In a way, the credit crunch can be seen as a microcosm of a much larger pattern of capitalism's greatest failing: the elevation of the short-term profit over things like sustainability, responsibility, and cooperative allocation of resources.

So if our workers are no less productive than when their consumption caused landfills to poison water tables and factory farming to wash away our soil; if our minds are no less inventive than they were when we invented things that are destroying the ozone layer and causing global warming; if our goods and services are no less needed than they were when our parents stopped saving to buy more things, ensuring we would need even riskier debt to finance our homes with no savings to fall back on, until the bell finally tolled; then are we really standing on the precipice of a new start?

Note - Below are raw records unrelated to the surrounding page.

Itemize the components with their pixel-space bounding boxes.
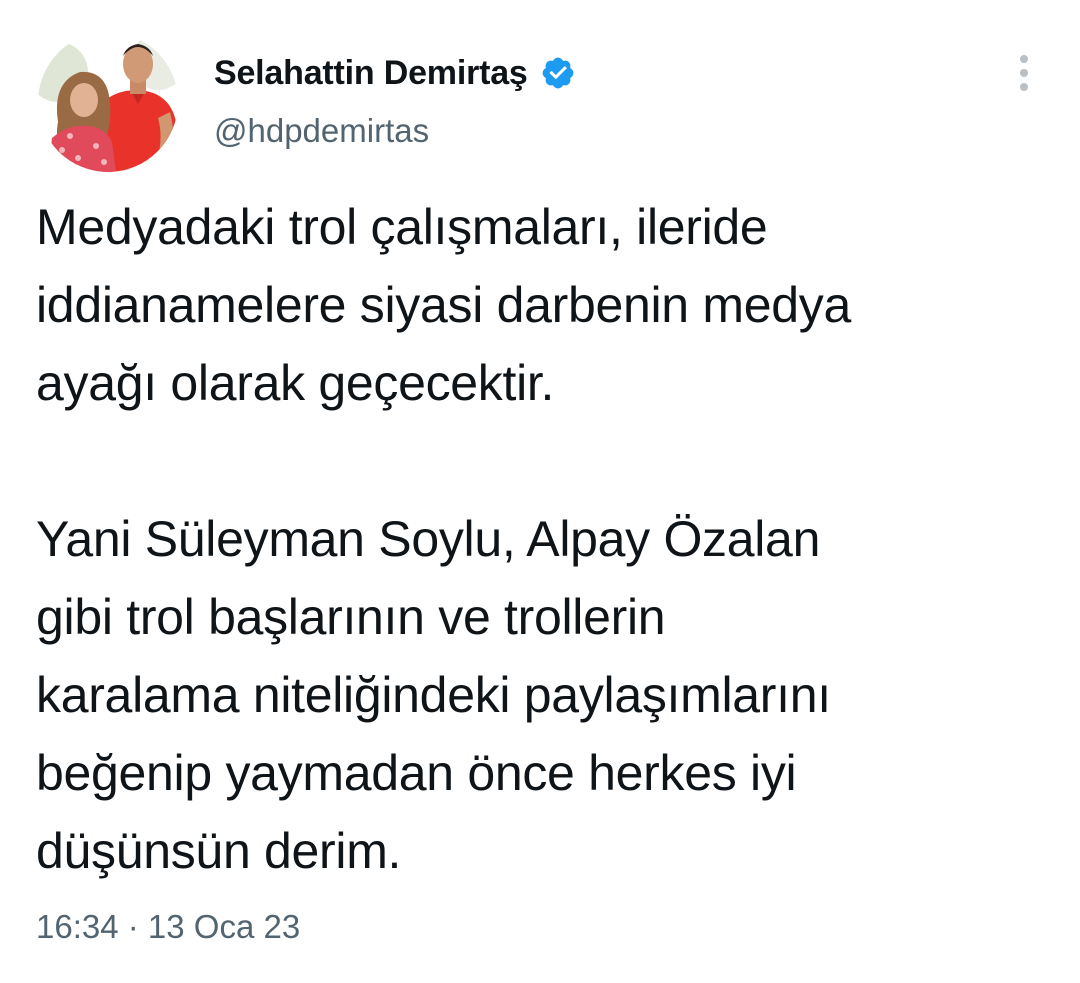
tweet-text-line: ayağı olarak geçecektir.: [36, 355, 555, 411]
tweet-time[interactable]: 16:34: [36, 908, 119, 946]
tweet-text-line: gibi trol başlarının ve trollerin: [36, 589, 666, 645]
tweet-card: Selahattin Demirtaş @hdpdemirtas Medyada…: [0, 0, 1080, 983]
avatar-photo: [38, 32, 178, 172]
more-vertical-icon: [1020, 55, 1028, 91]
tweet-text-line: beğenip yaymadan önce herkes iyi: [36, 745, 797, 801]
more-options-button[interactable]: [1006, 50, 1042, 96]
tweet-text-line: Medyadaki trol çalışmaları, ileride: [36, 199, 768, 255]
paragraph-break: [36, 422, 1046, 500]
tweet-timestamp: 16:34 · 13 Oca 23: [36, 908, 300, 946]
timestamp-separator: ·: [118, 908, 148, 945]
tweet-date[interactable]: 13 Oca 23: [148, 908, 300, 946]
avatar[interactable]: [38, 32, 178, 172]
tweet-text-line: iddianamelere siyasi darbenin medya: [36, 277, 851, 333]
author-handle[interactable]: @hdpdemirtas: [214, 112, 429, 150]
tweet-text: Medyadaki trol çalışmaları, ileride iddi…: [36, 188, 1046, 890]
tweet-text-line: Yani Süleyman Soylu, Alpay Özalan: [36, 511, 821, 567]
author-name-row: Selahattin Demirtaş: [214, 50, 576, 96]
author-name[interactable]: Selahattin Demirtaş: [214, 54, 528, 93]
tweet-text-line: düşünsün derim.: [36, 823, 402, 879]
tweet-text-line: karalama niteliğindeki paylaşımlarını: [36, 667, 831, 723]
verified-badge-icon: [540, 55, 576, 91]
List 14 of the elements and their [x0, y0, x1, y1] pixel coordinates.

In my opinion, we are, but it will not come from reviving the past, from drawing on our past investiveness, our past consumerism, and our past industry. It wouldn't fit into a tidy, quotable sound-bite for Obama to say it, but I think he would agree: our salvation will come from applying a new form of American industriousness to new forms of American industry, forms built around not merely failing to repeat the mistakes of the last two centuries, but on the burden of fixing them.

1 comment:

litlfrog said...

Modern economic discussions often center around the concept of "Gross Domestic Product." When the measure was created there were specific warnings that the GDP number is a very blunt, imprecise measure of things that we shouldn't read too much into. How well do you think succeeding generations have succeeding that warning? :) Progressive political thinkers are working on ways to weight economic activity because of this crucial fact: all transactions are counted in dollars no matter their overall effect on the economy. A transaction of $10,000 to buy new land for an organic farm or teach senior citizens how to use computers is by most standards better for society than a $20,000 payment to incarcerate a criminal, pay a management consultant to lay off your employees, or ship rocket launchers to Somalia.